If we need a magnification of $375 $ from a compound microscope of tube length $150 \,mm$ and an objective of focal length $5\, mm$, the focal length of the eye-piece, should be close to :

• A. $22\, mm$
• B. $12 \,mm$
• C. $33\, mm$
• D. $2 \,mm$

Answer 1

The Correct Option is A

To determine the focal length of the eyepiece needed for a compound microscope, we first use the formula for the total magnification of a compound microscope:

M = \left(\frac{L}{f_o}\right) \cdot \left(\frac{D}{f_e}\right)

where,

• M is the total magnification (375 in this case),
• L is the tube length of the microscope (150 mm),
• f_o is the focal length of the objective lens (5 mm),
• D is the least distance of distinct vision, commonly taken as 250 mm for a relaxed eye,
• f_e is the focal length of the eyepiece, which we need to find.

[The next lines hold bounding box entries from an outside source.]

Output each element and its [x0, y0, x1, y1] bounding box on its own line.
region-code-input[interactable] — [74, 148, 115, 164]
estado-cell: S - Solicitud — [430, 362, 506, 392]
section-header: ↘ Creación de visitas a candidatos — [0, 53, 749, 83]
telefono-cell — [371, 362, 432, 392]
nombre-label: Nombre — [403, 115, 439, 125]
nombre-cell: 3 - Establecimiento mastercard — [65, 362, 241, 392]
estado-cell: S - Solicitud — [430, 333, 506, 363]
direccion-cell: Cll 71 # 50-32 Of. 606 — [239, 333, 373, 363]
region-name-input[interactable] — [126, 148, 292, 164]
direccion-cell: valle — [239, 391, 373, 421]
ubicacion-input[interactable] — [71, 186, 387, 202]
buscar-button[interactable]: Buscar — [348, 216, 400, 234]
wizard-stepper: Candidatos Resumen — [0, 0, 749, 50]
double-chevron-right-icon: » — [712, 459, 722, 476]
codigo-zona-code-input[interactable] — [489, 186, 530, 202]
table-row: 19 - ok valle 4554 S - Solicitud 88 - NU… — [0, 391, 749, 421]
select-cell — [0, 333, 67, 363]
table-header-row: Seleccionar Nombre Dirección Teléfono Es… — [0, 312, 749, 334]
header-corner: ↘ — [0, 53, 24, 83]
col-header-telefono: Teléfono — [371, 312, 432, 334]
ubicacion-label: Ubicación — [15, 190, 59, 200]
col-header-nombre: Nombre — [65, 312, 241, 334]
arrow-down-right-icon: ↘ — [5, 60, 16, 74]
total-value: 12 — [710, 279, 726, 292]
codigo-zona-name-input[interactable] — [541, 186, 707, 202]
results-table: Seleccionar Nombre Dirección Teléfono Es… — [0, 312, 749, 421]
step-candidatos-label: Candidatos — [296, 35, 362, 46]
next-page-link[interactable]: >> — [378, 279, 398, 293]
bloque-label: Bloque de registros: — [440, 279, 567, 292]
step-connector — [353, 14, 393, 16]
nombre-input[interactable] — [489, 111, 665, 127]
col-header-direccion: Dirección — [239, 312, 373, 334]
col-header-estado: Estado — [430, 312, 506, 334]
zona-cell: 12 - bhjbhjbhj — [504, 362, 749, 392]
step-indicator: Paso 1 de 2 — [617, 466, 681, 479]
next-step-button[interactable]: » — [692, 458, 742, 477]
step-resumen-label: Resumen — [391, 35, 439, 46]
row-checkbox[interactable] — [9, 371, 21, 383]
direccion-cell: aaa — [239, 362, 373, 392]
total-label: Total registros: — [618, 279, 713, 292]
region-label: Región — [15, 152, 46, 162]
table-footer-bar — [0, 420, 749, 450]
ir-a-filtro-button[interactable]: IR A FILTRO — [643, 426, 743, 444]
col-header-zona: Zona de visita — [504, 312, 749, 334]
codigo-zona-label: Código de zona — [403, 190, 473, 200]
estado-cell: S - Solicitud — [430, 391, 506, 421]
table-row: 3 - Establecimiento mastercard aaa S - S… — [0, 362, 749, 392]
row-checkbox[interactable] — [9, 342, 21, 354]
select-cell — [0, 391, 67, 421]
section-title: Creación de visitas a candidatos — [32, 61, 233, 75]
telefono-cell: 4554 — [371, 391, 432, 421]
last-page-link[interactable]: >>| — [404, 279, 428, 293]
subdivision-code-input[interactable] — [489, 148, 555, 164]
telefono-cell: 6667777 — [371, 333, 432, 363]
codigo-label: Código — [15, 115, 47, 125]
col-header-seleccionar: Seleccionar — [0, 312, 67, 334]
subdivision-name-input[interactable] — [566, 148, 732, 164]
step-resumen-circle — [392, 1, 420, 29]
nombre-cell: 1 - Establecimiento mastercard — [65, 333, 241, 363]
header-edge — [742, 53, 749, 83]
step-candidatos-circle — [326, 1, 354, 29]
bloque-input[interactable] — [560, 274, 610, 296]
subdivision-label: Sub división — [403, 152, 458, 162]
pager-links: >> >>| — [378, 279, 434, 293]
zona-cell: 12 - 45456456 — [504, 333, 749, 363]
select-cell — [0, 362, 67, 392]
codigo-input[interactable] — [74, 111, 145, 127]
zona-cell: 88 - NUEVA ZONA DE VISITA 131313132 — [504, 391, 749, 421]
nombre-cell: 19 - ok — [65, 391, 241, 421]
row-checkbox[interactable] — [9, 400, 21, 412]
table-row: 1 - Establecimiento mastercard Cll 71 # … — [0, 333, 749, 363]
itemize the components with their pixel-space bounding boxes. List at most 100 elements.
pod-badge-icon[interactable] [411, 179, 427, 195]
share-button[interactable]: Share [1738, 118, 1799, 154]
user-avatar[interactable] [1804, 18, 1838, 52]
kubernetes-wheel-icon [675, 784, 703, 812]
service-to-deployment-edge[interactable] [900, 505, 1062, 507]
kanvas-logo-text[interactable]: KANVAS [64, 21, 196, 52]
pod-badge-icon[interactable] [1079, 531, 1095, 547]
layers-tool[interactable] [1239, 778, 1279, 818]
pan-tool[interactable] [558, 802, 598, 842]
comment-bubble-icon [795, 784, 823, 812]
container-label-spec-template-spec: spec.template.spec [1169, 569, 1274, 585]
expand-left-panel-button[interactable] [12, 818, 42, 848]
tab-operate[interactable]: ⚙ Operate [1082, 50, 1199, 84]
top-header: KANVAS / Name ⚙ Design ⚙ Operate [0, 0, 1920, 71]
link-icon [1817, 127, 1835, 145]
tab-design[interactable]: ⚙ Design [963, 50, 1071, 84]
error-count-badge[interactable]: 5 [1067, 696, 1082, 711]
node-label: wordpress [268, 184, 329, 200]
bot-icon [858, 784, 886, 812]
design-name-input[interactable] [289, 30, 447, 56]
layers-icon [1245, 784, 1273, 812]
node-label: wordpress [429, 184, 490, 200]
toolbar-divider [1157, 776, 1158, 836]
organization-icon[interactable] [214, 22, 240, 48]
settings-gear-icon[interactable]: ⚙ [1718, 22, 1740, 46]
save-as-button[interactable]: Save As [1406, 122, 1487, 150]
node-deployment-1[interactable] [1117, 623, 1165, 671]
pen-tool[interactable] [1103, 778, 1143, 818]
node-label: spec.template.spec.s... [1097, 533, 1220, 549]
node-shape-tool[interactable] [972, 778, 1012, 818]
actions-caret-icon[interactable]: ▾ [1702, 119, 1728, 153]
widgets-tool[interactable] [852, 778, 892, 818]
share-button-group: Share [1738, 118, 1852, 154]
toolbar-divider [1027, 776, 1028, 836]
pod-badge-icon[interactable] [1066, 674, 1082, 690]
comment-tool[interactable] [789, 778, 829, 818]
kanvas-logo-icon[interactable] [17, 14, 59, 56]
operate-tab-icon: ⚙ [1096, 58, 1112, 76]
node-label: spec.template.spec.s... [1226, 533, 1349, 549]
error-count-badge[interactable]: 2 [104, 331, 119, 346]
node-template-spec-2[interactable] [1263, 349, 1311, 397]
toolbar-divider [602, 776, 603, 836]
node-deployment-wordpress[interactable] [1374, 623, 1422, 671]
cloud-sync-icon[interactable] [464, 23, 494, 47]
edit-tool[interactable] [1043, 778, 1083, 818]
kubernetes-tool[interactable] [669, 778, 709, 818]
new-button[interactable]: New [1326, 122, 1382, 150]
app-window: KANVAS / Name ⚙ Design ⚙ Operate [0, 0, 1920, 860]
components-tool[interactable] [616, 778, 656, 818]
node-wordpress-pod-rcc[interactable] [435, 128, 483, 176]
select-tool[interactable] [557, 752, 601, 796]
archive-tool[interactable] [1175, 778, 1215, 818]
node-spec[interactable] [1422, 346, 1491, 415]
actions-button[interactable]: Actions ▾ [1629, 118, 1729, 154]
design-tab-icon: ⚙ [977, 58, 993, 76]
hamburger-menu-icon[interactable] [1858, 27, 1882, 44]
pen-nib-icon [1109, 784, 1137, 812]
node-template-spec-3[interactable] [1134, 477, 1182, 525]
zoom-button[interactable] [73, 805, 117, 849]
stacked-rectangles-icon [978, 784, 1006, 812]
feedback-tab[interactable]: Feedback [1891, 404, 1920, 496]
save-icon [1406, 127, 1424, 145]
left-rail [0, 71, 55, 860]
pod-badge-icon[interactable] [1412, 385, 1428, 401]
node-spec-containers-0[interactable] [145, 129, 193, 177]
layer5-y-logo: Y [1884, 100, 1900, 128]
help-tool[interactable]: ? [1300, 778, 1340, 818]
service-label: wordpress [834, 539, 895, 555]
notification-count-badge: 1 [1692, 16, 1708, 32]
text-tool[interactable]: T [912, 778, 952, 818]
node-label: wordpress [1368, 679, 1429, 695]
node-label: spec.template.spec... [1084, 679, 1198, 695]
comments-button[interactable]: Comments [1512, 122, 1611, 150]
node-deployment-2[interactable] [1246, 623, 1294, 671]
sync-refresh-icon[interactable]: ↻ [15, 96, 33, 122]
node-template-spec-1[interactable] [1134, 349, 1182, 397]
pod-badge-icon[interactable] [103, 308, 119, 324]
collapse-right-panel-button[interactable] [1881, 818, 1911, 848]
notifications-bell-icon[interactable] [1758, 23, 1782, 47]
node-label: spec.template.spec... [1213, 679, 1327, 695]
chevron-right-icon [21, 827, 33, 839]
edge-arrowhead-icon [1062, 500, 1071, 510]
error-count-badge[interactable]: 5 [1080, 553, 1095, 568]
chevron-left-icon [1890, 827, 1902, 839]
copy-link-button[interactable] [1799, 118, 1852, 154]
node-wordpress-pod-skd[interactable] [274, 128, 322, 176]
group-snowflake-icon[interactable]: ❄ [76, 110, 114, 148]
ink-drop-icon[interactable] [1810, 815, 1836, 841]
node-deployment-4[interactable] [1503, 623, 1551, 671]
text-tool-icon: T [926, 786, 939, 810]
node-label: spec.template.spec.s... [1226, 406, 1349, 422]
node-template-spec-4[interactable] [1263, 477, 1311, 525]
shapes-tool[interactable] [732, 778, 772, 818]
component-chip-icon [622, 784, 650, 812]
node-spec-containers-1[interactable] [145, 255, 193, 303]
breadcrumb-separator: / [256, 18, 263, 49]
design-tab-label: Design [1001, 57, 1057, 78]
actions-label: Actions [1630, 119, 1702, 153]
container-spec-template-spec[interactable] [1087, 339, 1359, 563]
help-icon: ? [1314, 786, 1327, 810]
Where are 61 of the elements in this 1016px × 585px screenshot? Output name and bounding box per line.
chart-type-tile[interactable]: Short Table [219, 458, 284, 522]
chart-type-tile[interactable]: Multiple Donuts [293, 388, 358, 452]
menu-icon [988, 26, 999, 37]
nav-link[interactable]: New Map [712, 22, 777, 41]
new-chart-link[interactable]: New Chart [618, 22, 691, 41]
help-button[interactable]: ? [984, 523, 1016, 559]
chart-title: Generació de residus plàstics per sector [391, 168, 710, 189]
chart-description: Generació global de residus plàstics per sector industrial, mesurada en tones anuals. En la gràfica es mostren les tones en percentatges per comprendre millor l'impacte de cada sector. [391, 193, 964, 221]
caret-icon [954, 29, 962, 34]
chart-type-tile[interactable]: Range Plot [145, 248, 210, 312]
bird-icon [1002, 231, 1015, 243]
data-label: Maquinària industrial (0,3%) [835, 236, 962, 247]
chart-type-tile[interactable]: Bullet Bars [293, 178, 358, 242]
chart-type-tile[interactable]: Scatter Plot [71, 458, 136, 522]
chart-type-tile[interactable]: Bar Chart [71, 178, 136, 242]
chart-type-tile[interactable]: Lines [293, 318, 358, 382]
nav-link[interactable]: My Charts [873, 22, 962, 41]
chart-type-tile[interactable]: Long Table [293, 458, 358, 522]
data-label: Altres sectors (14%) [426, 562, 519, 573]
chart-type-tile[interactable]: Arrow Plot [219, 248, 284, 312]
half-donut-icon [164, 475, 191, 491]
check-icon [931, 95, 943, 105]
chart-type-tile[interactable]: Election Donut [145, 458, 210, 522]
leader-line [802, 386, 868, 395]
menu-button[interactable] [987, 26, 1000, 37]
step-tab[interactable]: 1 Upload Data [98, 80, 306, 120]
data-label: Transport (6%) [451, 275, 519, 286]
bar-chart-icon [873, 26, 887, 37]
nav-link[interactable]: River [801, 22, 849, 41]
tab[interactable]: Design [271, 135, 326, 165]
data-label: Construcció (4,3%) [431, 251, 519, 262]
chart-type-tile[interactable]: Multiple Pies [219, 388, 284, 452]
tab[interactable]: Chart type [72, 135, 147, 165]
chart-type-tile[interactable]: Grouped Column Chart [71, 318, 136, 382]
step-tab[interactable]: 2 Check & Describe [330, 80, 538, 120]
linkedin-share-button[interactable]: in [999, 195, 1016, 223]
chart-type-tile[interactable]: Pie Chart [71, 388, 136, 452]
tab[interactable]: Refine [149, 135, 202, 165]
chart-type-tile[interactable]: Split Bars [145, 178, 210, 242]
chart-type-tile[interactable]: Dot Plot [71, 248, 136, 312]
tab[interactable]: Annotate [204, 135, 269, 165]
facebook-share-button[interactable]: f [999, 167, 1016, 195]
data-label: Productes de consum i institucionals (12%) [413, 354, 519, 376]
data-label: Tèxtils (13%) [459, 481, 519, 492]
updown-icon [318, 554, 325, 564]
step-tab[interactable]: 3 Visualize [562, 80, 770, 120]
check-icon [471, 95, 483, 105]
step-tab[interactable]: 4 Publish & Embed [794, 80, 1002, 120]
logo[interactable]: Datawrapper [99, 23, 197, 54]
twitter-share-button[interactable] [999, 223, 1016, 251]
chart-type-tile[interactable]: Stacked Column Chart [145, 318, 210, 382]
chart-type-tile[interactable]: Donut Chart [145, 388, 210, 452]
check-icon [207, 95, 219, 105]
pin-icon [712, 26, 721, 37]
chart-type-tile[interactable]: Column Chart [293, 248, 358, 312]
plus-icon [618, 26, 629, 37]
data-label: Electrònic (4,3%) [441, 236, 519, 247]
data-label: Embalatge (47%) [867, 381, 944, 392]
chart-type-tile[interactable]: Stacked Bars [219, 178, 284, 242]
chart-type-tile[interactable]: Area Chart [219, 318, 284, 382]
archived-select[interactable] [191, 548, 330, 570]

Rearranging the formula to solve for f_e, we get:

f_e = \frac{L \cdot D}{M \cdot f_o}

Substituting the given values:

f_e = \frac{150 \times 250}{375 \times 5}

Simplifying the expression, we have:

f_e = \frac{37500}{1875} = 20 mm approximately

However, due to the closeness of practical choices and rounding, this question intends to choose the closest available option,

Therefore, the focal length of the eyepiece should be close to 22\, mm.

Hence, the correct answer is 22\, mm.